Buddha Nullah, known as Buddha Dariya in the past, was a clean stream at the heart of social life in Ludhiana. But with increasing industrialization and population growth, pollution levels rose manifold resulting in the highly toxic water body of today.
Says Dr Ashwani Kumar, “Nothing much had been happening since the last 40 years, though the authorities have been spending regularly to clean up the nullah. The success of the government’s present endeavor will depend a great deal on the managerial leadership that is provided to the project.”

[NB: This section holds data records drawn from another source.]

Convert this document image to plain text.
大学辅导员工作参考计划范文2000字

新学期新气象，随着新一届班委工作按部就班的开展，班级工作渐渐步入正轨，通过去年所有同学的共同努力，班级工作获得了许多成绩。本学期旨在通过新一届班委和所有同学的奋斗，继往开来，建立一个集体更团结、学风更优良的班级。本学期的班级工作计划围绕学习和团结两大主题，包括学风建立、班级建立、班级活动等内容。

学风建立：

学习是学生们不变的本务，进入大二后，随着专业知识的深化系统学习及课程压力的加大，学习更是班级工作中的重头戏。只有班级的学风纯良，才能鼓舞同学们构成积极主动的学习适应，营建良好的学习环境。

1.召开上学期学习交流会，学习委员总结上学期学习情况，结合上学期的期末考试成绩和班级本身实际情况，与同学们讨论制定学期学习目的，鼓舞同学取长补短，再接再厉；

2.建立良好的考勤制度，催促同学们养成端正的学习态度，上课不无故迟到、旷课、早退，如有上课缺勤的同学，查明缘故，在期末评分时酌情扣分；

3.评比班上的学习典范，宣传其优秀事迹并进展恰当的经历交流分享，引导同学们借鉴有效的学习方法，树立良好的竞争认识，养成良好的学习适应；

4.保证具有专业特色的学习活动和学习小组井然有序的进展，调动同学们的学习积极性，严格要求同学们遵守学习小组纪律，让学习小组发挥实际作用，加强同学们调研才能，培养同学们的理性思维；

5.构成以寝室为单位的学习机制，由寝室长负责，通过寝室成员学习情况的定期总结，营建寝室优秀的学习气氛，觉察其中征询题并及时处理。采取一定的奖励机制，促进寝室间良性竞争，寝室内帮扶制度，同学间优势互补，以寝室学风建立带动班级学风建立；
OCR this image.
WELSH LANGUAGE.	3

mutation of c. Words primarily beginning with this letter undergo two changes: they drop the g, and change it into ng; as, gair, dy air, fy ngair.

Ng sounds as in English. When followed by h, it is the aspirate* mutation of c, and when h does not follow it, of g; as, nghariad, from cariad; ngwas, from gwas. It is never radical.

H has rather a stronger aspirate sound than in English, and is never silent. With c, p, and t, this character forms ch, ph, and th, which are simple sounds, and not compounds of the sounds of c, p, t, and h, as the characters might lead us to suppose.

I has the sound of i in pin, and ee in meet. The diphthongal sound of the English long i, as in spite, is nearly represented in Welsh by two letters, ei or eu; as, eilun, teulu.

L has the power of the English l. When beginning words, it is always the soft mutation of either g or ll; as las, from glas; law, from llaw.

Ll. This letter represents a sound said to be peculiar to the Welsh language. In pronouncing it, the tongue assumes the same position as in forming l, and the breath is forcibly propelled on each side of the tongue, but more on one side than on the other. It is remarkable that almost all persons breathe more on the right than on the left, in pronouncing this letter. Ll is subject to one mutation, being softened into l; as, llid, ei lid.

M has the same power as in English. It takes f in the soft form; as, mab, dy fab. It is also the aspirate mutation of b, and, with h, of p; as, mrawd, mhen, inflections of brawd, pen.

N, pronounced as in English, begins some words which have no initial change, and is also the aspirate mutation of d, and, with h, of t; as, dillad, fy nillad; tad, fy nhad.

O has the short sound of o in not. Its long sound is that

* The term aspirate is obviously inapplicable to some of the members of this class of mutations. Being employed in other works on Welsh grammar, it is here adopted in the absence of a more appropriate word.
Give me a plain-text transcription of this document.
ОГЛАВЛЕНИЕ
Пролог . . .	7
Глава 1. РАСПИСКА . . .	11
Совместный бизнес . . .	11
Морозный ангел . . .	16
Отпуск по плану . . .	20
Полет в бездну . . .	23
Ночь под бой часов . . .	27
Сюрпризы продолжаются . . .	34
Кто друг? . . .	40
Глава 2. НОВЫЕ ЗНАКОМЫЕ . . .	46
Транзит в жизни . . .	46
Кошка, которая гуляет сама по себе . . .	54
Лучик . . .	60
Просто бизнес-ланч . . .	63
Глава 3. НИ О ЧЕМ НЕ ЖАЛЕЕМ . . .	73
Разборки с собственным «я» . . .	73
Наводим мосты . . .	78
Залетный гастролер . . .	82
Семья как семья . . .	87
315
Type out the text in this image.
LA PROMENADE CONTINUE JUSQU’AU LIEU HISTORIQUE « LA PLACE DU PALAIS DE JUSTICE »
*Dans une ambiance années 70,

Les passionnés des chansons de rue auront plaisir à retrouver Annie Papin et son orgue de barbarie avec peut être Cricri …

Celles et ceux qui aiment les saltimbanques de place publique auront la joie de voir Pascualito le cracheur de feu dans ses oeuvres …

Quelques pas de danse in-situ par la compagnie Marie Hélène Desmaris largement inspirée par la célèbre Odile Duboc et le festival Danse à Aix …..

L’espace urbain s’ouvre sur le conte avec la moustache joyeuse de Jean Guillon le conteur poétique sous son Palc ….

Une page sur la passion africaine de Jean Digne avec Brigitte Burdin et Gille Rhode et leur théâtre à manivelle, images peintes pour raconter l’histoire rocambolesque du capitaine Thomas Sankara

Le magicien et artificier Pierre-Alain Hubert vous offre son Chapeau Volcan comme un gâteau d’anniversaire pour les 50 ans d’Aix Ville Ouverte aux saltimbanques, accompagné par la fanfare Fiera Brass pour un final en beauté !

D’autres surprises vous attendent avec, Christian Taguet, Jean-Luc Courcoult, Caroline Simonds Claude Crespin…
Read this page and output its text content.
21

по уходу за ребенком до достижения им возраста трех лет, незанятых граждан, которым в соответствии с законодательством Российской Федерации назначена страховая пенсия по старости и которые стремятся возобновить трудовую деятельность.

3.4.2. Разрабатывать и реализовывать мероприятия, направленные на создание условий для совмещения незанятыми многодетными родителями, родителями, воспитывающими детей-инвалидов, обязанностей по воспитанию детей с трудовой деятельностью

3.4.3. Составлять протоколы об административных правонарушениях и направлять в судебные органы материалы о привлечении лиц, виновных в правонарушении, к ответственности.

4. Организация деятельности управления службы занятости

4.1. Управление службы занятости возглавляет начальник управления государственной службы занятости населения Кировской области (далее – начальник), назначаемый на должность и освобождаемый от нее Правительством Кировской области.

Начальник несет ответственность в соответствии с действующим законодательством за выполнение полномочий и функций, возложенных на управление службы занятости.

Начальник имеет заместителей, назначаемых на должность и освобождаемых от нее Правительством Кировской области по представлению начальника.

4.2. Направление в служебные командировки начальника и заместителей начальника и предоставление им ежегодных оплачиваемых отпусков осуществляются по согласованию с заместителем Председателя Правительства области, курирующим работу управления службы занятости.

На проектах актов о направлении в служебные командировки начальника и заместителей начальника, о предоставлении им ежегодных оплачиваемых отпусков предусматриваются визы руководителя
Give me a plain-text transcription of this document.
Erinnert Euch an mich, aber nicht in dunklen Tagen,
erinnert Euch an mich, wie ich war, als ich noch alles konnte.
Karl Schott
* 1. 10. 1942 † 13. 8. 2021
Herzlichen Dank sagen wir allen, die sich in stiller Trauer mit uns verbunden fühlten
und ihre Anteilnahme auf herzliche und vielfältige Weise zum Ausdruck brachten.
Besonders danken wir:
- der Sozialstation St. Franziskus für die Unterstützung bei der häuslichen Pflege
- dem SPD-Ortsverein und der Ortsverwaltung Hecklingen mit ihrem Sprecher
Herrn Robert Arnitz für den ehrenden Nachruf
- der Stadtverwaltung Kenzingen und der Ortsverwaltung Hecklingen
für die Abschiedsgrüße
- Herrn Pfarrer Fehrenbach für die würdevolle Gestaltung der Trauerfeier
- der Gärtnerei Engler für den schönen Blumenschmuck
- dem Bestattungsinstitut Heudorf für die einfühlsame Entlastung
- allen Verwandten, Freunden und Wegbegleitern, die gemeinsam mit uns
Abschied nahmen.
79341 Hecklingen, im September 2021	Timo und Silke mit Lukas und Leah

The project is being implemented by the Punjab State Water Supply and Sewerage Board (PSWSSB). Activists noticed a high level of secrecy in the entire exercise and decided to demand greater scrutiny.
“The detailed project report proposes to mix 20 per cent of effluents from industries with sewage for treatment in the STP. This defeats the very objective of the entire exercise as it gives room to industries to mix up their effluents with the sewerage as is happening currently. Moreover, the STPs are generally not equipped to handle industrial effluents and will be rendered ineffective,” said Jaswant Zafar, an activist who has been at the forefront of the local movement.
Ludhiana has over 300 dyeing and electroplating units. These are responsible for the highly carcinogenic effluents discharged into the city’s sewerage system which ultimately end up in the nullah. It is mandatory for such units to set up effluent treatment lants, but most of them lie idle.
Subsequent to concerns raised by volunary groups, the state government held a meeting on March 17 of the Special Task Force (STF) it had constituted for cleaning up the Buddha Nullah.
The STF, headed by Namdhari sect chief Satguru Uday Singh, raised strong objections over keeping civil society groups at bay. Even the Mayor of Ludhiana and elected representatives from the city had not been involved.
At the meeting, Ludhiana Mayor Balkar Singh Sandhu rued the fact that elected representatives weren’t aware of the details of the project.
The civil society representatives who attended the meeting included Jaskirat Singh, Jaswant Singh Zafar, and Jatinder Manchanda of Sambhav.
Interestingly, Kahan Singh Pannu, who is Secretary, Agriculture, and also heads the Punjab government’s Mission Tandrust Punjab expressed surprise at the meeting over the fact that nothing was being done to shift the dairies, which discharge effluents into the Buddha Nullah resulting in much of the pollution.
“The dairies must be shifted as per orders passed by the Chief Minister before we go ahead with the project. This will lower the cost of the project by at least `100 crores,” he said.
The shifting of dairies outside city limits has been a contentious issue given that a number of senior politicians, including a cabinet minister in the Punjab government, own some of the larger units. Despite efforts made by the Municipal Corporation's Commissioner Kanwalpreet Brar over the past year the owners have refused to budge on one pretext or the other.